Autumn Statement 2022

The new chancellor, Jeremy Hunt, delivered his Government’s Autumn Statement on 17 November 2022, having previously reversed almost all the previously announced changes in his predecessors mini-budget statement.

The previously announced direct tax changes that are to remain in place are:

  • Reversing the 1.25% increase in National Insurance from November.
  • No Stamp Duty Land Tax on the first £250,000 of residential transfers.
  • First time buyers to pay no Stamp Duty Land Tax on first £425,000 of residential transfers.

The key direct tax changes in the Autumn Statement were:

  • The basic rate tax band will now remain at 20%.
  • Corporation tax rate of 25% on profits over £250,000 from 1 April 2023, with a small profits rate of 19% for profits of up to £50,000.
  • Personal allowance will now be frozen at £12,570 until 5 April 2028.
  • Similarly, the basic rate tax band threshold is frozen at £37,700 until 5 April 2028 meaning higher rate tax is payable over £50,270.
  • Dividend nil rate band is reduced from £2,000 in 2022/23 to £1,000 in 2023/24 and then £500 in 2024/25.
  • Additional rate band threshold is reduced to £125,140 from 2023/24 onwards.
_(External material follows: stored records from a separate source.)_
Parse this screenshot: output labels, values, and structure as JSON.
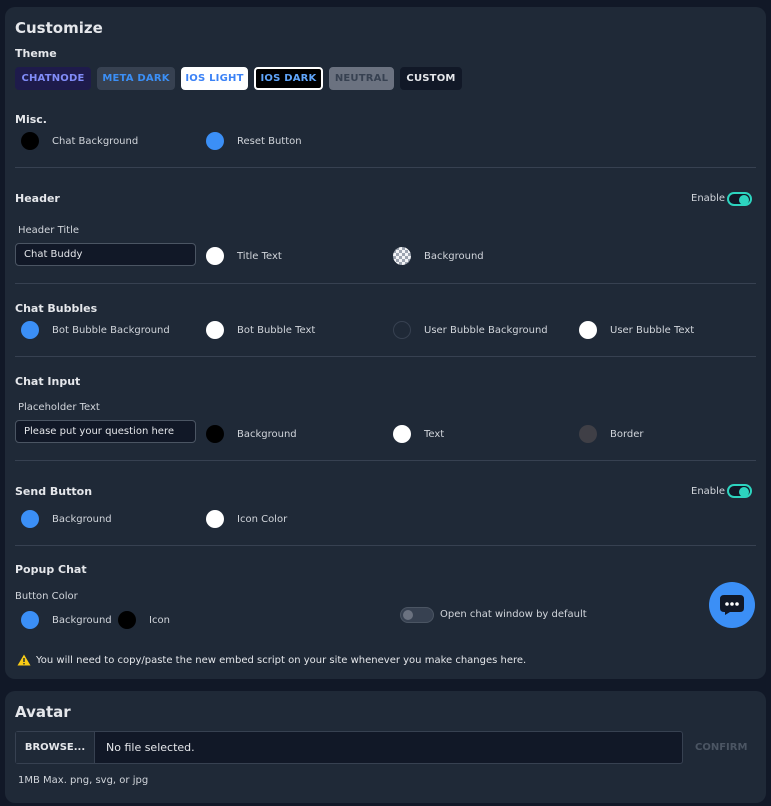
{
  "customize": {
    "title": "Customize",
    "theme_label": "Theme",
    "themes": [
      {
        "label": "CHATNODE",
        "bg": "#1e1b4b",
        "color": "#818cf8",
        "border": "#1e1b4b"
      },
      {
        "label": "META DARK",
        "bg": "#374151",
        "color": "#3b8ff6",
        "border": "#374151"
      },
      {
        "label": "IOS LIGHT",
        "bg": "#ffffff",
        "color": "#3b82f6",
        "border": "#ffffff"
      },
      {
        "label": "IOS DARK",
        "bg": "#000000",
        "color": "#60a5fa",
        "border": "#ffffff"
      },
      {
        "label": "NEUTRAL",
        "bg": "#6b7280",
        "color": "#374151",
        "border": "#6b7280"
      },
      {
        "label": "CUSTOM",
        "bg": "#111827",
        "color": "#e5e7eb",
        "border": "#111827"
      }
    ],
    "misc": {
      "title": "Misc.",
      "chat_background": {
        "label": "Chat Background",
        "color": "#000000"
      },
      "reset_button": {
        "label": "Reset Button",
        "color": "#3b8ff6"
      }
    },
    "header": {
      "title": "Header",
      "enable_label": "Enable",
      "enabled": true,
      "header_title_label": "Header Title",
      "header_title_value": "Chat Buddy",
      "title_text": {
        "label": "Title Text",
        "color": "#ffffff"
      },
      "background": {
        "label": "Background",
        "color": "transparent"
      }
    },
    "chat_bubbles": {
      "title": "Chat Bubbles",
      "bot_bubble_background": {
        "label": "Bot Bubble Background",
        "color": "#3b8ff6"
      },
      "bot_bubble_text": {
        "label": "Bot Bubble Text",
        "color": "#ffffff"
      },
      "user_bubble_background": {
        "label": "User Bubble Background",
        "color": "#1f2937"
      },
      "user_bubble_text": {
        "label": "User Bubble Text",
        "color": "#ffffff"
      }
    },
    "chat_input": {
      "title": "Chat Input",
      "placeholder_label": "Placeholder Text",
      "placeholder_value": "Please put your question here",
      "background": {
        "label": "Background",
        "color": "#000000"
      },
      "text": {
        "label": "Text",
        "color": "#ffffff"
      },
      "border": {
        "label": "Border",
        "color": "#3f3f46"
      }
    },
    "send_button": {
      "title": "Send Button",
      "enable_label": "Enable",
      "enabled": true,
      "background": {
        "label": "Background",
        "color": "#3b8ff6"
      },
      "icon_color": {
        "label": "Icon Color",
        "color": "#ffffff"
      }
    },
    "popup_chat": {
      "title": "Popup Chat",
      "button_color_label": "Button Color",
      "background": {
        "label": "Background",
        "color": "#3b8ff6"
      },
      "icon": {
        "label": "Icon",
        "color": "#000000"
      },
      "open_by_default_label": "Open chat window by default",
      "open_by_default": false
    },
    "warning": "You will need to copy/paste the new embed script on your site whenever you make changes here."
  },
  "avatar": {
    "title": "Avatar",
    "browse_label": "BROWSE...",
    "file_status": "No file selected.",
    "confirm_label": "CONFIRM",
    "hint": "1MB Max. png, svg, or jpg"
  }
}
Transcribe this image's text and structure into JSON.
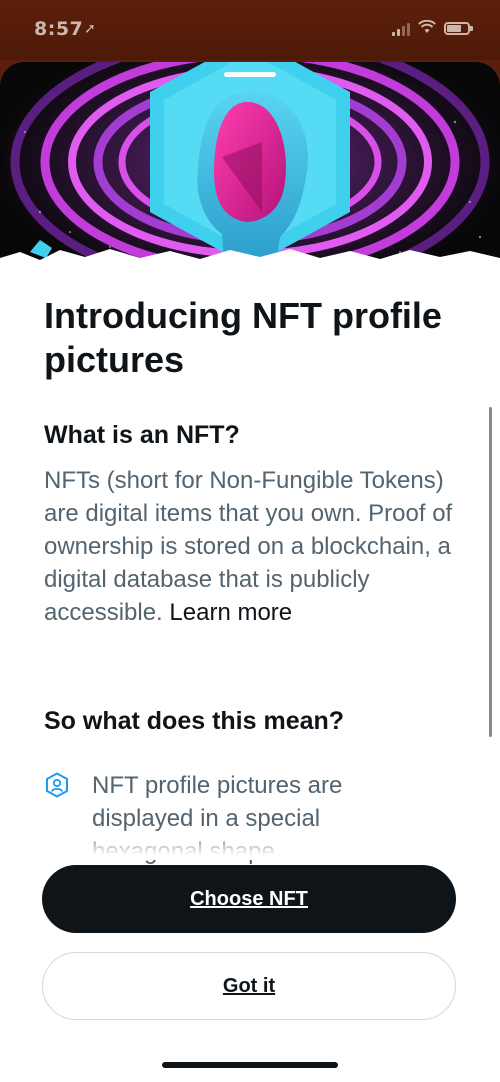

This is not the case in Scotland, this is may be aligned in the Scottish budget with is due to take place on 15 December 2022.
  • Capital gains tax annual exemption will be reduced from £12,300 to £6,000 for 2023/24 and then £3,000 from 2024/25.
  • Inheritance tax nil rate band is frozen at £325,000, and the residential nil rate band is frozen at £175,000 until 5 April 2028.
  • Secondary threshold for class 1 national insurance contributions (employer contributions) to be frozen at £9,100 until April 2028.
  • Research and development tax relief to be reformed by rebalancing rates.
  • Annual Investment allowance to be set at a permanent level of £1 million from 1 April 2023.
  • From 17 November 2022 a new anti-avoidance provision is introduced whereby if an individual obtains non-UK securities in exchange for UK securities under the share for share exchange rules then the new holding will be deemed to have UK situs, ie they will be deemed to be UK holdings. This will stop non-domiciled individuals from being able to claim the remittance basis on the future disposal of such non-UK securities.

By freezing many rates and allowances for an extra 2 years to 2028, the Chancellor has essentially increased the tax take over the next 6 years as inflation and pay increases will result in an increased tax burden for most.

Further changes are expected to be announced in the 2023 budget, which is expected to be held in March 2023.